Photo of Mr Robin Cook

Mr Robin Cook (Livingston)

The right hon. Gentleman is well aware that we debated the matter a month ago. From the Dispatch Box, I recounted the way in which the Labour party would have behaved differently in relation to the BSE crisis over an entire decade—starting back in 1980, when we would not have abandoned the regulations that we left in place and which the Conservative party threw out of the window.

I was about to deal with the objections that the Foreign Secretary will raise in Dublin. One concerns measures designed to simplify procedures in the European Parliament. I must tell the Foreign Secretary that I have tried very hard to understand those procedures.

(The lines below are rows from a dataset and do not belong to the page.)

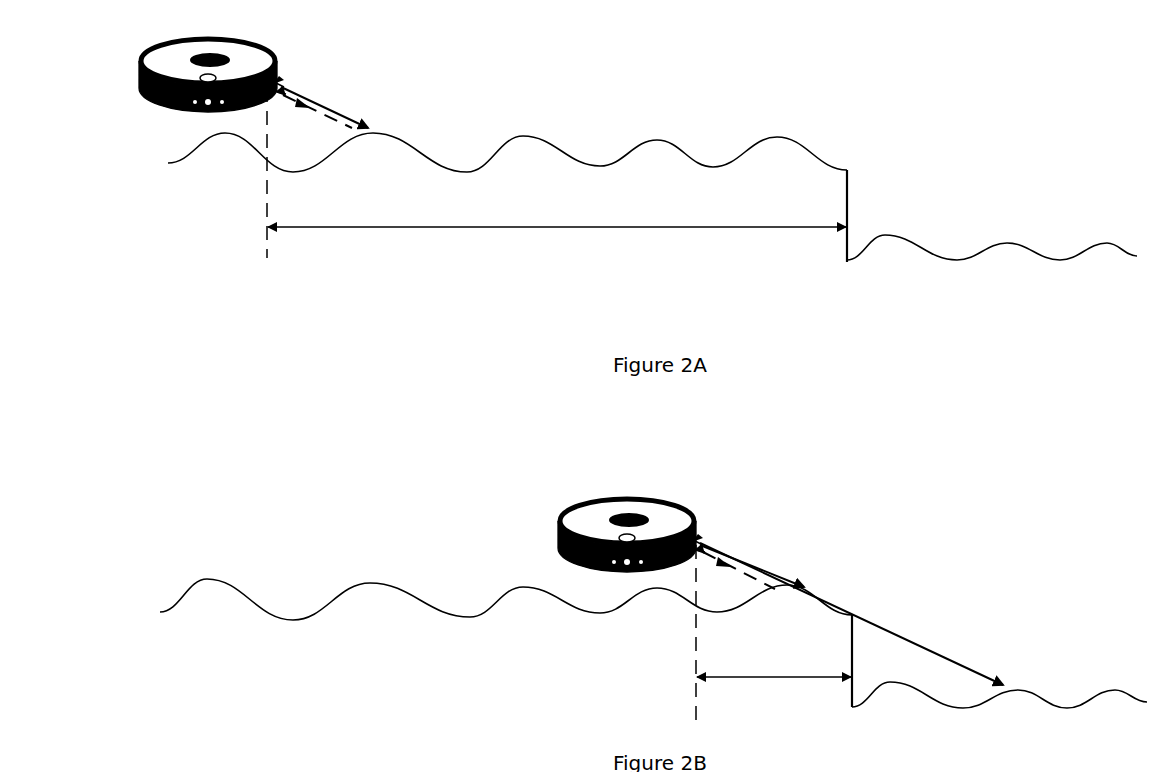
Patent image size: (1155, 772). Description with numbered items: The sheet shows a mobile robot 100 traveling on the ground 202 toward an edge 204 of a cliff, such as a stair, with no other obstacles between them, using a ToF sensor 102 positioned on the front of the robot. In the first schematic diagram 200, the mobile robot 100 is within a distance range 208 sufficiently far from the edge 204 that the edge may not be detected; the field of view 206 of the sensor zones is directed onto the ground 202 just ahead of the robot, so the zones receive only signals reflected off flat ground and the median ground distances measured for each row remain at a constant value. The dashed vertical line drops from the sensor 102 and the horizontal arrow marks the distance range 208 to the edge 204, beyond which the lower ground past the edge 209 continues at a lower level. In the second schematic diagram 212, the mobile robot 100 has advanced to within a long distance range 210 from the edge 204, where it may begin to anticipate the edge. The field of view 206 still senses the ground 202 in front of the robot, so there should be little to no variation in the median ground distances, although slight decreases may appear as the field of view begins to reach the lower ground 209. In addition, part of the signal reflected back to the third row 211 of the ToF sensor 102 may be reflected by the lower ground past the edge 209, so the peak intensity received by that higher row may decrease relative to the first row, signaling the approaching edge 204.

In FIG. 2A, the mobile robot 100 is at (140, 87).
In FIG. 2B, the mobile robot 100 is at (560, 545).
In FIG. 2A, the ToF sensor 102 is at (274, 82).
In FIG. 2B, the ToF sensor 102 is at (696, 540).
In FIG. 2A, the first schematic diagram 200 is at (98, 107).
In FIG. 2A, the ground 202 is at (468, 172).
In FIG. 2B, the ground 202 is at (470, 617).
In FIG. 2A, the edge 204 is at (847, 170).
In FIG. 2B, the edge 204 is at (852, 615).
In FIG. 2A, the field of view 206 is at (312, 103).
In FIG. 2B, the field of view 206 is at (777, 556).
In FIG. 2A, the distance range 208 is at (592, 228).
In FIG. 2A, the lower ground past the edge 209 is at (965, 260).
In FIG. 2B, the lower ground past the edge 209 is at (962, 710).
In FIG. 2B, the long distance range 210 is at (797, 678).
In FIG. 2B, the signal reflected back to the third row 211 is at (885, 625).
In FIG. 2B, the second schematic diagram 212 is at (143, 611).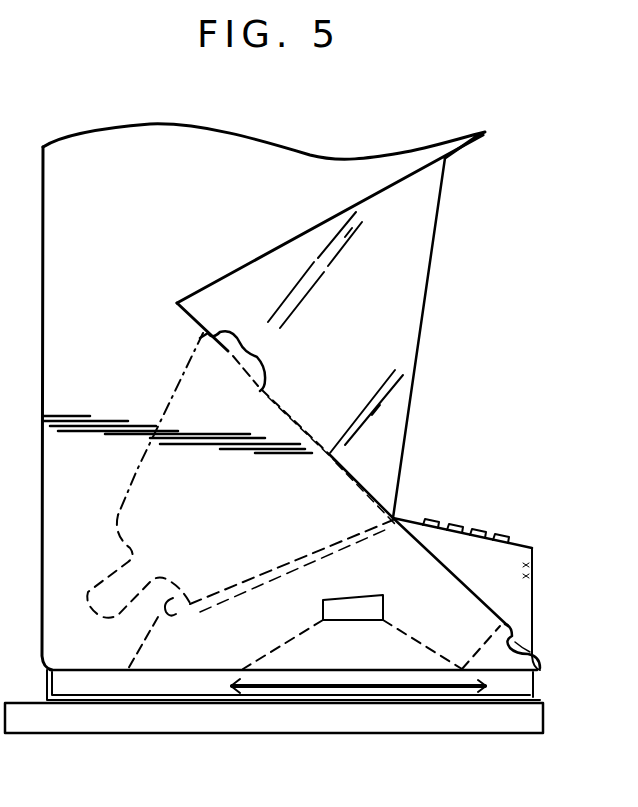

There are six different ways in which the European Parliament passes legislation, and I have never yet managed to understand the distinction between them—and I am fairly confident that, if I cannot understand them, few of my constituents have a clear grasp of them.

If we wish to have a functioning democracy, its procedures must be transparent and understandable. That is why I believe that it would be right to widen the role of co-decision in the European Parliament, and in directives. I have never understood the logic of Conservative Members who complain about what they see as damaging legislation from Brussels, but then object to the European Parliament's having more powers to scrutinise such legislation. Such powers would not be at the expense of our Parliament; they would give it greater power of scrutiny over Brussels—not the right to initiate more legislation, but another hurdle before the passing of legislation.